Gross domestic product rises, unemployment falls, stock indices climb to records, and yet the prevailing mood among working people remains one of anxious stagnation. This is not cognitive dissonance or economic illiteracy. It is the predictable result of measuring national prosperity with a tool designed for an entirely different purpose.
GDP was never meant to capture wellbeing. Simon Kuznets, the economist who developed the national accounts framework in the 1930s, explicitly warned Congress against using it as a measure of welfare. The metric counts all economic activity equally — a dollar spent cleaning up an oil spill adds the same as a dollar spent on education. It registers the aggregate without asking who receives what share.
The distribution problem
When GDP grows by three percent, the implicit promise is that the nation became three percent richer. But distribution determines whether that wealth reaches the median household or concentrates at the top. Over recent decades in most advanced economies, the gains from growth have flowed disproportionately to capital owners and high earners. Wage growth for typical workers has consistently lagged productivity growth, meaning the economy's expanding pie yields thinner slices for most people even as the whole grows larger.
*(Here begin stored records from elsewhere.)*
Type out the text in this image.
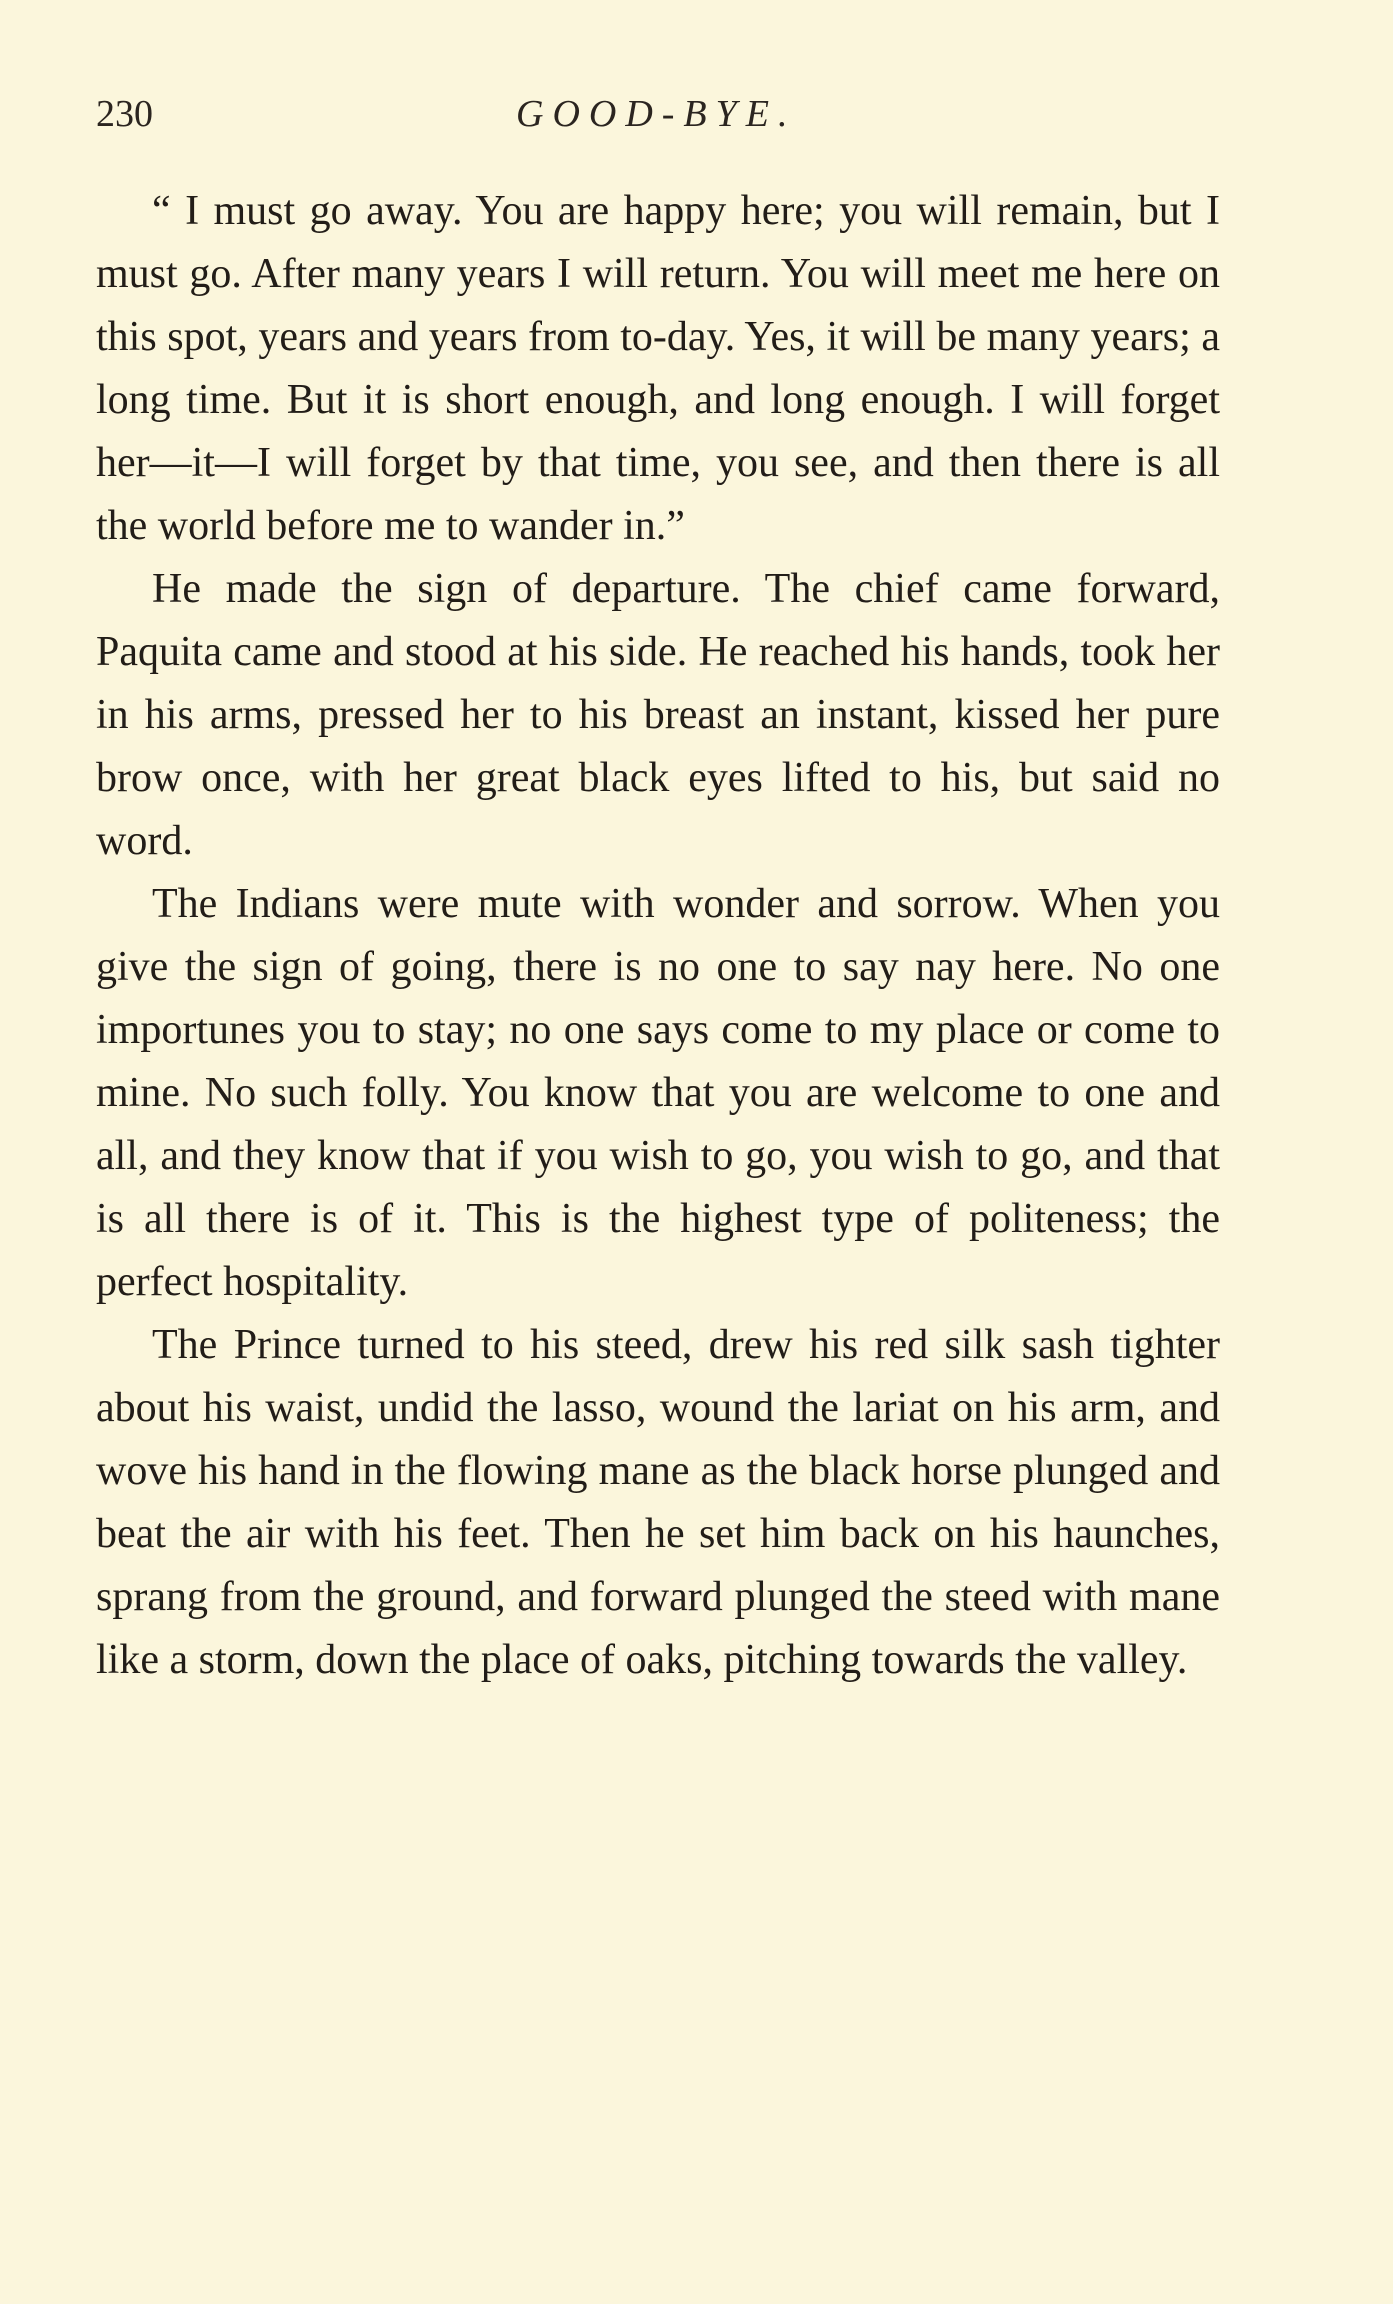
230	GOOD-BYE.

“ I must go away. You are happy here; you will remain, but I must go. After many years I will return. You will meet me here on this spot, years and years from to-day. Yes, it will be many years; a long time. But it is short enough, and long enough. I will forget her—it—I will forget by that time, you see, and then there is all the world before me to wander in.”

He made the sign of departure. The chief came forward, Paquita came and stood at his side. He reached his hands, took her in his arms, pressed her to his breast an instant, kissed her pure brow once, with her great black eyes lifted to his, but said no word.

The Indians were mute with wonder and sorrow. When you give the sign of going, there is no one to say nay here. No one importunes you to stay; no one says come to my place or come to mine. No such folly. You know that you are welcome to one and all, and they know that if you wish to go, you wish to go, and that is all there is of it. This is the highest type of politeness; the perfect hospitality.

The Prince turned to his steed, drew his red silk sash tighter about his waist, undid the lasso, wound the lariat on his arm, and wove his hand in the flowing mane as the black horse plunged and beat the air with his feet. Then he set him back on his haunches, sprang from the ground, and forward plunged the steed with mane like a storm, down the place of oaks, pitching towards the valley.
This creates the peculiar situation where macroeconomic indicators can look excellent while household surveys reveal widespread financial stress. Both observations are accurate. They simply describe different phenomena.
What GDP misses entirely
The metric also ignores crucial dimensions of economic life. Unpaid care work — raising children, tending to elderly parents — contributes nothing to GDP despite being essential to society's functioning. Environmental degradation appears as pure gain: cutting down a forest adds to GDP twice, once for the timber and again for whatever replaces the land's use. The depletion of natural capital goes unrecorded.
Leisure time, job security, commute lengths, healthcare access independent of employment — none register. A nation where workers toil longer hours with less vacation, facing precarious gig arrangements and mounting healthcare costs, can post identical GDP figures to one where citizens enjoy robust protections and genuine work-life balance.
The housing illusion
Housing exemplifies the disconnect particularly well. Rising home prices boost GDP through increased construction activity and real estate transactions. For existing homeowners, this registers as growing wealth. For those trying to enter the market, the same phenomenon represents declining living standards — a larger share of income consumed by shelter, diminished prospects of ownership, longer commutes from affordable areas. The aggregate number cannot distinguish between these opposing experiences.
Our take
The gap between official prosperity and felt experience is not a mystery requiring psychological explanation. It is the inevitable consequence of treating a narrow accounting measure as a comprehensive verdict on national welfare. GDP remains useful for what it actually measures: the total market value of goods and services produced. But expecting it to answer whether life is improving for ordinary people is like expecting a thermometer to tell you if it's raining. Alternative frameworks exist — genuine progress indicators, wellbeing indices, distributional national accounts — yet they remain academic curiosities while GDP dominates policy discussions. Until that changes, the paradox will persist: economies that succeed on paper while their citizens wonder what exactly is being celebrated.